Discussing The Good Wife, Panjabi says she was “blessed” to work on the show and loved playing Kalinada for six years. “I was allowed to have an input on my character and she was just so fun to play because she was so mysterious,” she adds.
The strength of the British system, she says, is that the director is the “captain” of the production, rather than the hierarchy of producers more commonly found in the US. Her next production, HBO limited series I Know This Much is True, is led by writer/director Derek Cianfrance.
“I love that because, visually and creatively, he’s got the power to work with the actors,” she says of the series, which stars Mark Ruffalo as identical twins in a story about betrayal, sacrifice and forgiveness. “But when you have a whole hierarchy and you have to ask permission for every creative change, I think you lose some of the magic. Some of the more successful shows are going to the British model where you’re just working with the director. I love that way of working. It was a bit like that on Departure. TJ was the captain.”

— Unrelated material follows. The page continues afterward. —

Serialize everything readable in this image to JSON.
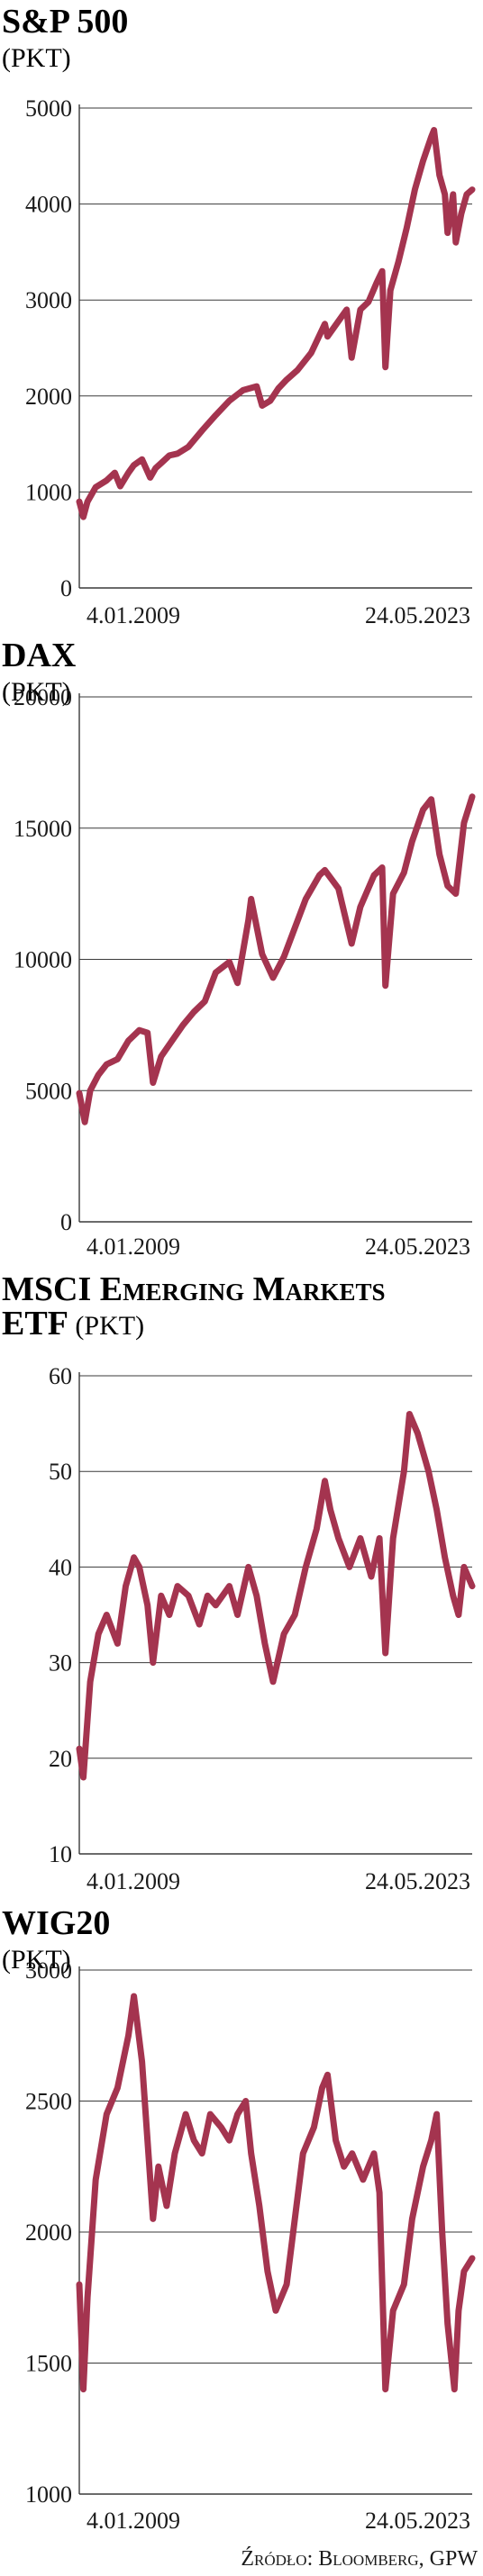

Departure, which is created by Vincent Shiao with Malcolm MacRury as showrunner, was filmed across six weeks in Toronto, with further location shooting in London. “We had plane crashes, a submersible, a car crash – there are so many things that happened. I don’t know how we did that in 40 days. But TJ was always very calm and willing to adapt and compromise and chill. It was a really fun shoot,” Panjabi says.
With recent real-life disasters generating headlines about aviation security and safety around the world, Departure certainly taps into a topical subject. The actor describes the series as “unique” and notes that while a plane crash is “everybody’s worst fear,” the series does offer some hope to viewers in the end. “I just think a series like this has not been done,” she continues. “We’re witnessing the families and what they go through and how it also affects someone investigating it and how they deal with the politics of that, because you have the government on your shoulders, the press, the victims’ families – how do you cope with that?”
Departure will air on NBCUniversal International Networks across Europe and Africa, plus 13th Street in France, Spain and Poland, following deals with distributor Red Arrow Studios International. It is also due to air on Canada’s Global TV next year.
Now three episodes into its run on Universal TV in the UK, the show is proving to be intensely watchable, which proves Panjabi’s attitude to picking scripts is on the money: “I just read something and think instinctively, as a viewer, would I watch it? It’s all about the people, the character and the script.”